Tahun 1970, dia pun masuk Akabri di Magelang, Jawa Tengah, setelah
lulus ujian penerimaan akhir di Bandung. SBY satu angkatan dengan Agus
Wirahadikusumah, Ryamizard Ryacudu, dan Prabowo Subianto. Semasa
pendidikan, SBY yang mendapat julukan Jerapah, sangat menonjol.
Terbukti, dia meraih predikat lulusan terbaik Akabri 1973 dengan
menerima penghargaan lencana Adhi Makasaya.

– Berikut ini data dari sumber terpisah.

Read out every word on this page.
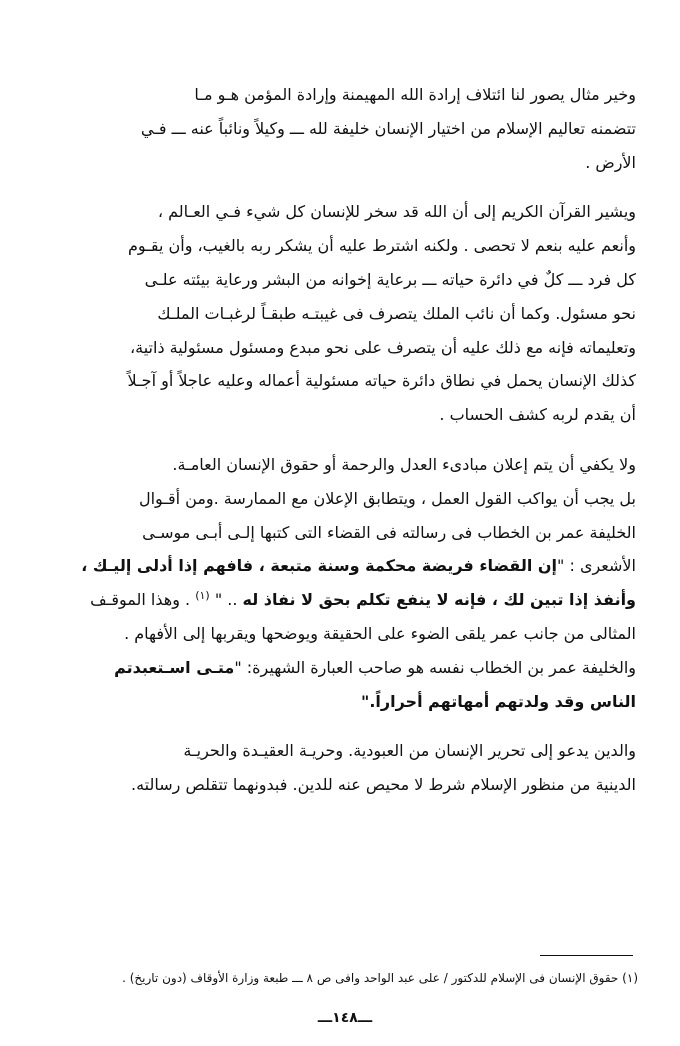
وخير مثال يصور لنا ائتلاف إرادة الله المهيمنة وإرادة المؤمن هـو مـا
تتضمنه تعاليم الإسلام من اختيار الإنسان خليفة لله ـــ وكيلاً ونائباً عنه ـــ فـي
الأرض .
ويشير القرآن الكريم إلى أن الله قد سخر للإنسان كل شيء فـي العـالم ،
وأنعم عليه بنعم لا تحصى . ولكنه اشترط عليه أن يشكر ربه بالغيب، وأن يقـوم
كل فرد ـــ كلٌ في دائرة حياته ـــ برعاية إخوانه من البشر ورعاية بيئته علـى
نحو مسئول. وكما أن نائب الملك يتصرف فى غيبتـه طبقـاً لرغبـات الملـك
وتعليماته فإنه مع ذلك عليه أن يتصرف على نحو مبدع ومسئول مسئولية ذاتية،
كذلك الإنسان يحمل في نطاق دائرة حياته مسئولية أعماله وعليه عاجلاً أو آجـلاً
أن يقدم لربه كشف الحساب .
ولا يكفي أن يتم إعلان مبادىء العدل والرحمة أو حقوق الإنسان العامـة.
بل يجب أن يواكب القول العمل ، ويتطابق الإعلان مع الممارسة .ومن أقـوال
الخليفة عمر بن الخطاب فى رسالته فى القضاء التى كتبها إلـى أبـى موسـى
الأشعرى : "إن القضاء فريضة محكمة وسنة متبعة ، فافهم إذا أدلى إليـك ،
وأنفذ إذا تبين لك ، فإنه لا ينفع تكلم بحق لا نفاذ له .. " $^{(١)}$ . وهذا الموقـف
المثالى من جانب عمر يلقى الضوء على الحقيقة ويوضحها ويقربها إلى الأفهام .
والخليفة عمر بن الخطاب نفسه هو صاحب العبارة الشهيرة: "متـى اسـتعبدتم
الناس وقد ولدتهم أمهاتهم أحراراً."
والدين يدعو إلى تحرير الإنسان من العبودية. وحريـة العقيـدة والحريـة
الدينية من منظور الإسلام شرط لا محيص عنه للدين. فبدونهما تتقلص رسالته.
(١) حقوق الإنسان فى الإسلام للدكتور / على عبد الواحد وافى ص ٨ ـــ طبعة وزارة الأوقاف (دون تاريخ) .
ـــ١٤٨ـــ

Saat menempuh pendidikan di Akademi Militer, itu, SBY berkenalan
dengan Kristiani Herrawati, putri Sarwo Edhie. Saat itu, Mayjen Sarwo
Edhi Wibowo, menjabat Gubernur Akabri. Perkenalan terjadi saat SBY
menjabat sebagai Komandan Divisi Korps Taruna.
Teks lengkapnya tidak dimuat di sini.